Jazz would have been merely syncopated brass band music without the infusion of blues, and there are other ramifications. American popular music genres that were offshoots of blues, such as R&B, rock and even country would probably not have been created.
Lindgren's article traces the influence via the Spanish, who were influenced by the Moors, to the New World. His assertion that Spanish-Arabic culture survived best in the New World rings true, and he also provides evidence of the disconnect between Africa and the development of blues (and jazz) as independent art forms in the US as a black American achievement.
Having lived in the Middle East I can attest to the similarities between Muslim song and prayer, and forms of US blues music.
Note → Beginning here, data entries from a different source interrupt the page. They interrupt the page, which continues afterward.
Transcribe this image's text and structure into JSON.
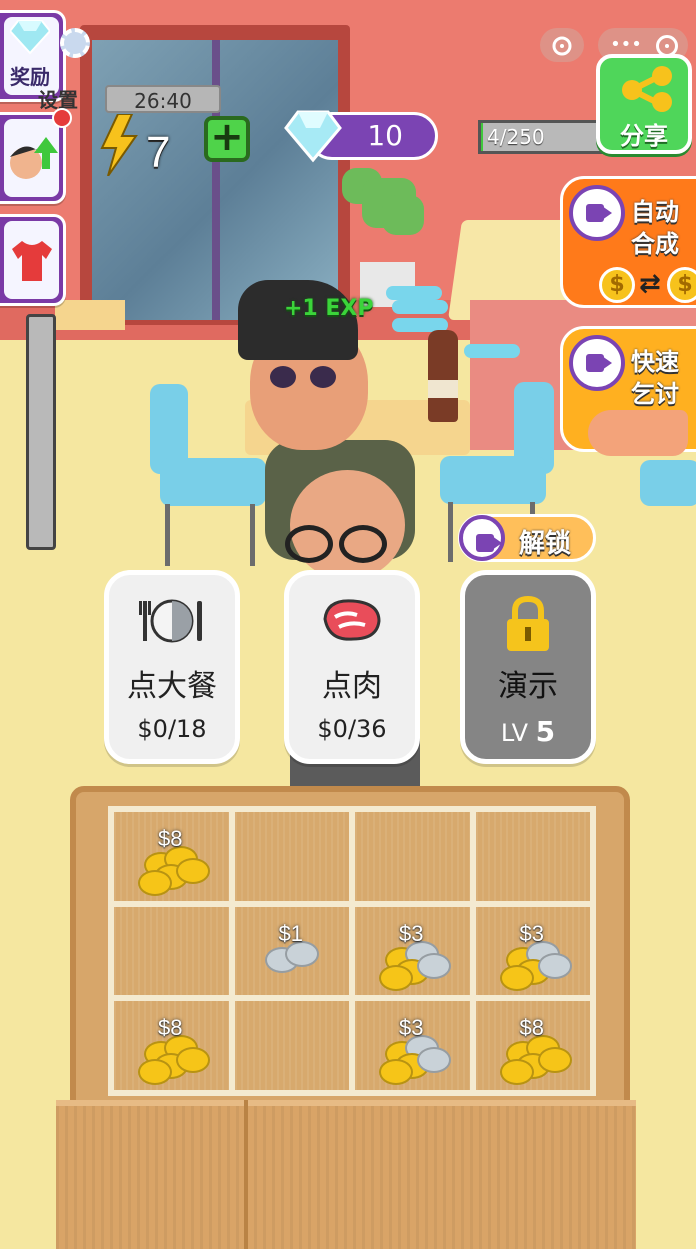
{
  "hud": {
    "timer": "26:40",
    "energy": "7",
    "gems": "10",
    "exp_progress": "4/250",
    "exp_fraction": 0.016
  },
  "side_menu": {
    "reward_label": "奖励",
    "settings_label": "设置"
  },
  "right_buttons": {
    "share_label": "分享",
    "auto_merge_line1": "自动",
    "auto_merge_line2": "合成",
    "quick_beg_line1": "快速",
    "quick_beg_line2": "乞讨",
    "unlock_label": "解锁"
  },
  "floating_text": "+1 EXP",
  "orders": [
    {
      "title": "点大餐",
      "progress": "$0/18",
      "icon": "plate-cutlery-icon"
    },
    {
      "title": "点肉",
      "progress": "$0/36",
      "icon": "meat-steak-icon"
    },
    {
      "title": "演示",
      "level_prefix": "LV",
      "level": "5",
      "icon": "padlock-icon"
    }
  ],
  "coin_grid": {
    "rows": 3,
    "cols": 4,
    "cells": [
      {
        "row": 0,
        "col": 0,
        "price": "$8",
        "type": "gold"
      },
      {
        "row": 0,
        "col": 1,
        "price": "",
        "type": "empty"
      },
      {
        "row": 0,
        "col": 2,
        "price": "",
        "type": "empty"
      },
      {
        "row": 0,
        "col": 3,
        "price": "",
        "type": "empty"
      },
      {
        "row": 1,
        "col": 0,
        "price": "",
        "type": "empty"
      },
      {
        "row": 1,
        "col": 1,
        "price": "$1",
        "type": "silver"
      },
      {
        "row": 1,
        "col": 2,
        "price": "$3",
        "type": "mixed"
      },
      {
        "row": 1,
        "col": 3,
        "price": "$3",
        "type": "mixed"
      },
      {
        "row": 2,
        "col": 0,
        "price": "$8",
        "type": "gold"
      },
      {
        "row": 2,
        "col": 1,
        "price": "",
        "type": "empty"
      },
      {
        "row": 2,
        "col": 2,
        "price": "$3",
        "type": "mixed"
      },
      {
        "row": 2,
        "col": 3,
        "price": "$8",
        "type": "gold"
      }
    ]
  },
  "colors": {
    "wall": "#ec7b6f",
    "floor": "#f5e7a0",
    "purple": "#7b44b3",
    "green": "#4fd65a",
    "orange": "#ff7a1a"
  }
}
In fact, since I heard the athaan - call to prayer - five times a day, every day, while living in the Middle East I often wonder why that connection escaped me.
One final article by John Petters observed the influence of the Catholic Church on the development of jazz and blues in his convincing article, The History of Spirituals in Jazz. Here is an excerpt:
Although this music had its foundations in the Catholic Church, it was not long before other Christian denominations found this music influencing their services. Today when one thinks of Black Gospel music it is usually in the context of southern Baptists or other Protestant denominations.
The above are not the last (or even the definitive) words on the origin of blues and jazz. Those origins will be debated long after I have departed this Earth. However, they add unique perspectives and insights to the debate and body of knowledge.